Mark worried the doctors weren't being honest about the seriousness of Dani's condition.
Paula looked tired and anxious, but dismissed his concerns.
"I'm quite sure they've had cases like this before," she said.
THURSDAY, MAY 1
Paula and Mark spend the morning crying.
"It's real serious," Mark says.
Diarrhea, sometimes mixed with blood, pours out of Dani every three or four minutes.
Mark's uncle and aunt, Richard and Maxine Johnson, visit. Before they leave, everyone stands in a circle, clasps hands and prays over Dani.
"We trust in you, Lord. We put her in your hands because ours are too small," Richard Johnson says.
Tears stream down the face of Dani's grandmother, Hattie Wilson.
"I was thinking, 'Lord heal her,' " Hattie says. "She hasn't seen none of her life yet."
Paula bustles into the room. She's cheerful, talking a mile a minute. But her eyes are puffy.
Paula and Mark struggled to understand what had happened.
"Last week they were talking about wanting her to go home," Mark said. "This week, it's a complete turnaround."
Dani stopped talking. She didn't want anyone to touch her.
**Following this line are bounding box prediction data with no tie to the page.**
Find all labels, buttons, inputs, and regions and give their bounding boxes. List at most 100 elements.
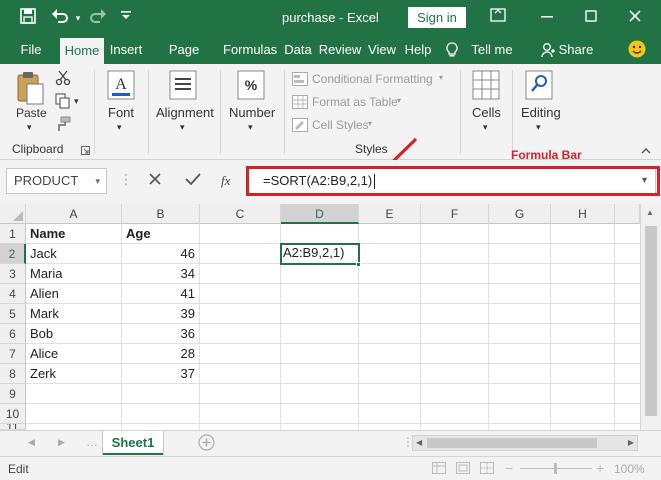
- paste-icon[interactable]: [15, 70, 45, 109]
- customize-qat-icon[interactable]: [116, 8, 136, 28]
- active-cell-d2[interactable]: A2:B9,2,1): [280, 243, 360, 265]
- cut-icon[interactable]: [55, 70, 71, 89]
- font-icon[interactable]: A: [107, 70, 135, 103]
- save-icon[interactable]: [18, 8, 38, 28]
- zoom-slider-thumb[interactable]: [554, 463, 557, 474]
- collapse-ribbon-icon[interactable]: [641, 143, 651, 157]
- tab-review[interactable]: Review: [318, 36, 362, 64]
- cell-b4[interactable]: 41: [122, 284, 200, 304]
- column-header-c[interactable]: C: [200, 204, 281, 224]
- scroll-up-icon[interactable]: ▲: [646, 208, 654, 217]
- worksheet-grid[interactable]: A B C D E F G H ▲ 1 2 3 4 5 6 7 8 9 10 1…: [0, 204, 661, 430]
- format-painter-icon[interactable]: [55, 116, 71, 135]
- conditional-formatting-icon[interactable]: [292, 72, 308, 89]
- cell-a7[interactable]: Alice: [26, 344, 122, 364]
- copy-dropdown-icon[interactable]: ▾: [74, 96, 79, 107]
- cell-b5[interactable]: 39: [122, 304, 200, 324]
- tab-insert[interactable]: Insert: [106, 36, 146, 64]
- column-header-h[interactable]: H: [551, 204, 615, 224]
- lightbulb-icon[interactable]: [445, 36, 459, 64]
- tab-home[interactable]: Home: [60, 38, 104, 64]
- smiley-feedback-icon[interactable]: [626, 36, 648, 64]
- row-header[interactable]: 3: [0, 264, 26, 284]
- select-all-corner[interactable]: [0, 204, 26, 224]
- horizontal-scroll-thumb[interactable]: [427, 438, 597, 448]
- clipboard-launcher-icon[interactable]: [81, 144, 90, 158]
- cancel-icon[interactable]: [148, 172, 162, 189]
- tab-formulas[interactable]: Formulas: [223, 36, 277, 64]
- row-header[interactable]: 6: [0, 324, 26, 344]
- sheet-scroll-right-icon[interactable]: ▶: [58, 437, 65, 448]
- column-header-g[interactable]: G: [489, 204, 551, 224]
- zoom-in-icon[interactable]: +: [596, 460, 604, 476]
- undo-icon[interactable]: [50, 8, 70, 28]
- cells-dropdown-icon[interactable]: ▾: [483, 122, 488, 133]
- cell-b7[interactable]: 28: [122, 344, 200, 364]
- row-header[interactable]: 1: [0, 224, 26, 244]
- alignment-dropdown-icon[interactable]: ▾: [180, 122, 185, 133]
- tab-bar-overflow-icon[interactable]: …: [86, 435, 98, 449]
- sign-in-button[interactable]: Sign in: [408, 7, 466, 28]
- fill-handle[interactable]: [356, 262, 361, 267]
- number-label[interactable]: Number: [229, 105, 275, 120]
- copy-icon[interactable]: [55, 93, 71, 112]
- redo-icon[interactable]: [88, 8, 108, 28]
- row-header[interactable]: 8: [0, 364, 26, 384]
- editing-dropdown-icon[interactable]: ▾: [536, 122, 541, 133]
- row-header[interactable]: 7: [0, 344, 26, 364]
- font-label[interactable]: Font: [108, 105, 134, 120]
- cell-a8[interactable]: Zerk: [26, 364, 122, 384]
- share-person-icon[interactable]: [540, 36, 556, 64]
- font-dropdown-icon[interactable]: ▾: [117, 122, 122, 133]
- cell-b3[interactable]: 34: [122, 264, 200, 284]
- number-percent-icon[interactable]: %: [237, 70, 265, 103]
- cell-b8[interactable]: 37: [122, 364, 200, 384]
- enter-checkmark-icon[interactable]: [185, 172, 201, 189]
- cell-styles-icon[interactable]: [292, 118, 308, 135]
- tab-file[interactable]: File: [12, 36, 50, 64]
- cell-a3[interactable]: Maria: [26, 264, 122, 284]
- conditional-formatting-button[interactable]: Conditional Formatting: [312, 72, 433, 86]
- cell-a1[interactable]: Name: [26, 224, 122, 244]
- cell-b1[interactable]: Age: [122, 224, 200, 244]
- minimize-button[interactable]: [532, 6, 562, 28]
- cell-b6[interactable]: 36: [122, 324, 200, 344]
- alignment-label[interactable]: Alignment: [156, 105, 214, 120]
- tab-help[interactable]: Help: [402, 36, 434, 64]
- vertical-scrollbar[interactable]: ▲: [640, 204, 661, 430]
- page-layout-view-icon[interactable]: [456, 462, 470, 477]
- cell-a6[interactable]: Bob: [26, 324, 122, 344]
- ribbon-display-options-icon[interactable]: [483, 6, 513, 28]
- editing-label[interactable]: Editing: [521, 105, 561, 120]
- row-header[interactable]: 4: [0, 284, 26, 304]
- undo-dropdown-icon[interactable]: ▾: [68, 8, 88, 28]
- zoom-level[interactable]: 100%: [614, 462, 645, 476]
- cells-label[interactable]: Cells: [472, 105, 501, 120]
- tell-me-search[interactable]: Tell me: [470, 36, 514, 64]
- cell-b2[interactable]: 46: [122, 244, 200, 264]
- cells-icon[interactable]: [472, 70, 500, 103]
- format-as-table-icon[interactable]: [292, 95, 308, 112]
- conditional-formatting-dropdown-icon[interactable]: ▾: [439, 73, 443, 82]
- tab-data[interactable]: Data: [282, 36, 314, 64]
- cell-styles-dropdown-icon[interactable]: ▾: [368, 119, 372, 128]
- cell-a4[interactable]: Alien: [26, 284, 122, 304]
- horizontal-scrollbar[interactable]: ◀ ▶: [412, 435, 638, 451]
- row-header[interactable]: 10: [0, 404, 26, 424]
- zoom-out-icon[interactable]: −: [505, 460, 513, 476]
- normal-view-icon[interactable]: [432, 462, 446, 477]
- format-as-table-button[interactable]: Format as Table: [312, 95, 398, 109]
- row-header[interactable]: 9: [0, 384, 26, 404]
- find-search-icon[interactable]: [525, 70, 553, 103]
- name-box-dropdown-icon[interactable]: ▾: [95, 169, 100, 193]
- new-sheet-icon[interactable]: [198, 434, 215, 454]
- column-header-e[interactable]: E: [359, 204, 421, 224]
- share-button[interactable]: Share: [558, 36, 594, 64]
- restore-button[interactable]: [576, 6, 606, 28]
- alignment-icon[interactable]: [169, 70, 197, 103]
- scroll-left-icon[interactable]: ◀: [416, 438, 422, 447]
- name-box[interactable]: PRODUCT ▾: [6, 168, 107, 194]
- cell-styles-button[interactable]: Cell Styles: [312, 118, 369, 132]
- row-header[interactable]: 5: [0, 304, 26, 324]
- drag-handle-icon[interactable]: ⋮: [119, 172, 133, 186]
"The doctors said people have had this medicine work, but it's a rough road ahead," Mark said. "Some people make it, some don't."
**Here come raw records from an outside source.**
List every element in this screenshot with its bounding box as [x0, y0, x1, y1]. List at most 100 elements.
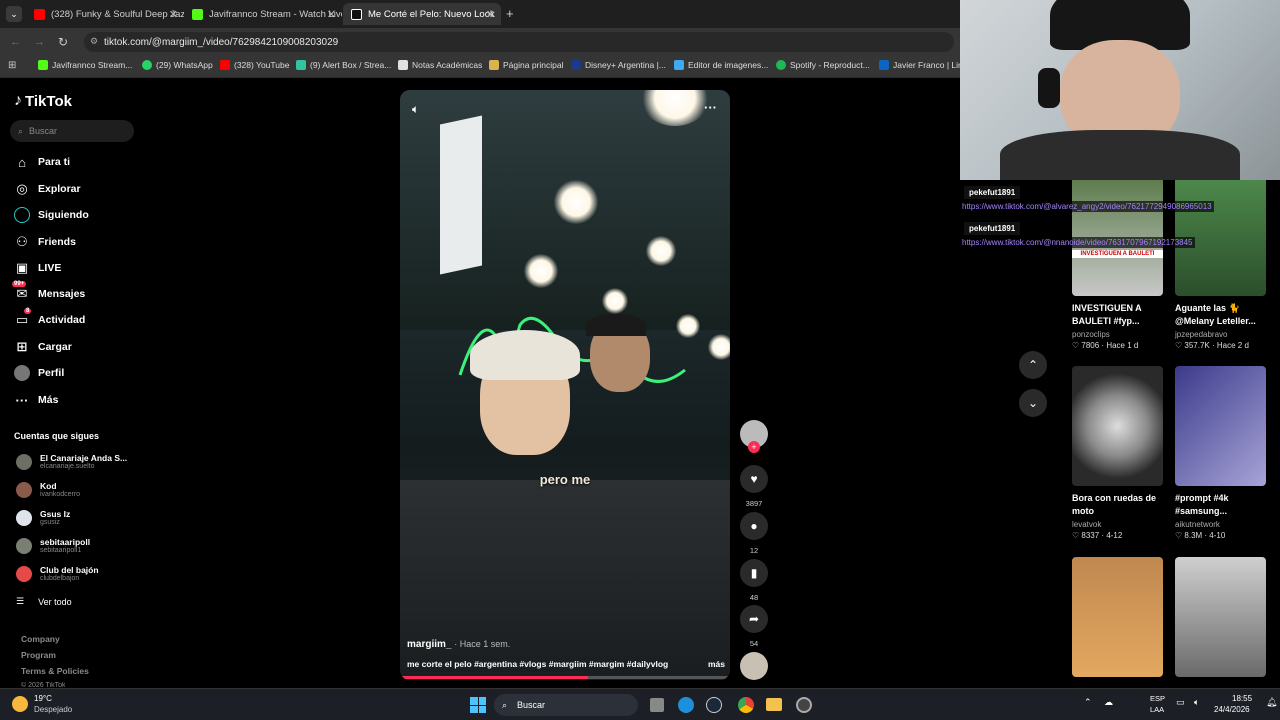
- task-view-icon[interactable]: [650, 698, 664, 712]
- youtube-icon: [220, 60, 230, 70]
- following-icon: [14, 207, 30, 223]
- image-editor-icon: [674, 60, 684, 70]
- volume-icon[interactable]: 🔈︎: [1194, 697, 1199, 708]
- volume-icon[interactable]: 🔈︎: [412, 102, 419, 117]
- nav-friends[interactable]: ⚇ Friends: [14, 234, 76, 250]
- music-avatar[interactable]: [740, 652, 768, 680]
- avatar: [16, 509, 32, 526]
- new-tab-button[interactable]: +: [506, 6, 514, 21]
- network-icon[interactable]: ▭: [1176, 697, 1185, 708]
- related-video-card[interactable]: #prompt #4k #samsung... aikutnetwork ♡ 8…: [1175, 366, 1267, 540]
- avatar: [16, 565, 32, 582]
- profile-icon: [14, 365, 30, 381]
- bookmark-item[interactable]: (29) WhatsApp: [142, 60, 213, 70]
- share-icon: ➦: [740, 605, 768, 633]
- nav-live[interactable]: ▣ LIVE: [14, 260, 62, 276]
- nav-siguiendo[interactable]: Siguiendo: [14, 207, 89, 223]
- next-video-button[interactable]: ⌄: [1019, 389, 1047, 417]
- tab-search-icon[interactable]: ⌄: [6, 6, 22, 22]
- linkedin-icon: [879, 60, 889, 70]
- footer-terms-link[interactable]: Terms & Policies: [21, 666, 89, 676]
- follow-plus-icon[interactable]: +: [748, 441, 760, 453]
- footer-program-link[interactable]: Program: [21, 650, 56, 660]
- edge-icon[interactable]: [678, 697, 694, 713]
- followed-account[interactable]: Gsus Iz gsusiz: [16, 509, 70, 526]
- bookmark-item[interactable]: Disney+ Argentina |...: [571, 60, 666, 70]
- following-accounts-title: Cuentas que sigues: [14, 431, 100, 441]
- more-options-icon[interactable]: ···: [704, 100, 717, 115]
- tab-kick[interactable]: Javifrannco Stream - Watch Live ✕: [184, 3, 342, 25]
- footer-company-link[interactable]: Company: [21, 634, 60, 644]
- followed-account[interactable]: sebitaaripoll sebitaaripoll1: [16, 537, 90, 554]
- close-icon[interactable]: ✕: [327, 8, 336, 21]
- tab-youtube[interactable]: (328) Funky & Soulful Deep Jazz ✕: [26, 3, 184, 25]
- related-video-card[interactable]: [1072, 557, 1164, 677]
- compass-icon: ◎: [16, 181, 28, 196]
- video-player[interactable]: 🔈︎ ··· pero me margiim_ · Hace 1 sem. me…: [400, 90, 730, 680]
- bookmark-item[interactable]: Javifrannco Stream...: [38, 60, 132, 70]
- video-author[interactable]: margiim_ · Hace 1 sem.: [407, 639, 510, 650]
- more-link[interactable]: más: [708, 659, 725, 669]
- related-video-card[interactable]: [1175, 557, 1267, 677]
- headphones: [1038, 68, 1060, 108]
- activity-badge: 8: [24, 308, 32, 314]
- chevron-up-icon[interactable]: ⌃: [1084, 697, 1092, 708]
- tab-bar: ⌄ (328) Funky & Soulful Deep Jazz ✕ Javif…: [0, 0, 960, 28]
- chat-message: pekefut1891 https://www.tiktok.com/@nnan…: [960, 222, 1195, 248]
- video-progress-bar[interactable]: [400, 676, 730, 679]
- close-icon[interactable]: ✕: [486, 8, 495, 21]
- nav-explorar[interactable]: ◎ Explorar: [14, 181, 80, 197]
- steam-icon[interactable]: [706, 697, 722, 713]
- bookmark-item[interactable]: Notas Académicas: [398, 60, 482, 70]
- nav-mensajes[interactable]: ✉ 99+ Mensajes: [12, 281, 85, 302]
- url-field[interactable]: ⚙ tiktok.com/@margiim_/video/76298421090…: [84, 32, 954, 52]
- video-description: me corte el pelo #argentina #vlogs #marg…: [407, 659, 725, 669]
- related-video-card[interactable]: Bora con ruedas de moto levatvok ♡ 8337 …: [1072, 366, 1164, 540]
- nav-cargar[interactable]: ⊞ Cargar: [14, 339, 72, 355]
- see-all-link[interactable]: ☰ Ver todo: [16, 596, 72, 607]
- followed-account[interactable]: El Canariaje Anda S... elcanariaje.suelto: [16, 453, 127, 470]
- nav-para-ti[interactable]: ⌂ Para ti: [14, 154, 70, 170]
- apps-icon[interactable]: ⊞: [8, 60, 16, 71]
- bookmark-item[interactable]: Editor de imagenes...: [674, 60, 768, 70]
- like-button[interactable]: ♥ 3897: [740, 465, 768, 508]
- streamlabs-icon: [296, 60, 306, 70]
- heart-icon: ♡: [1175, 531, 1183, 540]
- tiktok-logo[interactable]: ♪ TikTok: [14, 92, 72, 110]
- chat-username: pekefut1891: [964, 186, 1021, 199]
- live-icon: ▣: [15, 260, 29, 275]
- followed-account[interactable]: Kod ivankodcerro: [16, 481, 80, 498]
- search-input[interactable]: ⌕ Buscar: [10, 120, 134, 142]
- nav-mas[interactable]: ··· Más: [14, 392, 59, 408]
- barber-hair: [586, 314, 646, 336]
- notifications-icon[interactable]: 🔔︎: [1266, 697, 1277, 708]
- obs-icon[interactable]: [796, 697, 812, 713]
- share-button[interactable]: ➦ 54: [740, 605, 768, 648]
- tab-tiktok[interactable]: Me Corté el Pelo: Nuevo Look ✕: [343, 3, 501, 25]
- site-info-icon[interactable]: ⚙: [90, 36, 98, 47]
- upload-icon: ⊞: [16, 339, 28, 354]
- cloud-icon[interactable]: ☁: [1104, 697, 1113, 708]
- save-button[interactable]: ▮ 48: [740, 559, 768, 602]
- comment-button[interactable]: ● 12: [740, 512, 768, 555]
- windows-start-icon[interactable]: [470, 697, 486, 713]
- bookmark-item[interactable]: Página principal: [489, 60, 563, 70]
- bookmark-item[interactable]: Spotify - Reproduct...: [776, 60, 870, 70]
- reload-icon[interactable]: ↻: [58, 35, 68, 49]
- bookmark-item[interactable]: (9) Alert Box / Strea...: [296, 60, 391, 70]
- chrome-icon[interactable]: [738, 697, 754, 713]
- nav-actividad[interactable]: ▭ 8 Actividad: [14, 308, 85, 328]
- youtube-icon: [34, 8, 45, 20]
- file-explorer-icon[interactable]: [766, 698, 782, 711]
- taskbar-search[interactable]: ⌕ Buscar: [494, 694, 638, 716]
- forward-icon[interactable]: →: [34, 36, 45, 48]
- creator-avatar[interactable]: +: [740, 420, 768, 453]
- close-icon[interactable]: ✕: [169, 8, 178, 21]
- followed-account[interactable]: Club del bajón clubdelbajon: [16, 565, 99, 582]
- previous-video-button[interactable]: ⌃: [1019, 351, 1047, 379]
- heart-icon: ♡: [1072, 341, 1080, 350]
- bookmark-item[interactable]: (328) YouTube: [220, 60, 289, 70]
- back-icon[interactable]: ←: [10, 36, 21, 48]
- nav-perfil[interactable]: Perfil: [14, 365, 64, 381]
- activity-icon: ▭ 8: [15, 308, 32, 327]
A few days later, Paula found Gwen sitting in the waiting room crying. Her daughter, Kanika, was in intensive care.
The two mothers hugged. Gwen rushed to intensive care. Minutes later, Kanika died.
Paula returned to Dani's room to fight even harder for her own daughter.
But Dani's diarrhea got worse.
Against her wishes, she wore a diaper, but she refused to make a mess. All night, Paula and Mark took turns carrying Dani to the bathroom every few minutes.
Dani hadn't slept in days. All she could manage was a few minutes of napping.
"It's so hard sitting here, watching her suffer," Mark said. "I'm still optimistic, but deep down inside, I just don't know."
The medicine hadn't worked, and doctors gave Dani a low dose of morphine to ease the pain in her belly.
Joseph McGuirk, one of Dani's doctors, told Paula and Mark the situation was serious. He knew they wanted the truth.
Dani was dying.
A few days later, Dani was rushed to pediatric intensive care in another part of the hospital.
Nurses there asked everyone to leave Dani's room so they could do their work.
For the first time since Dani checked into the hospital, she was alone.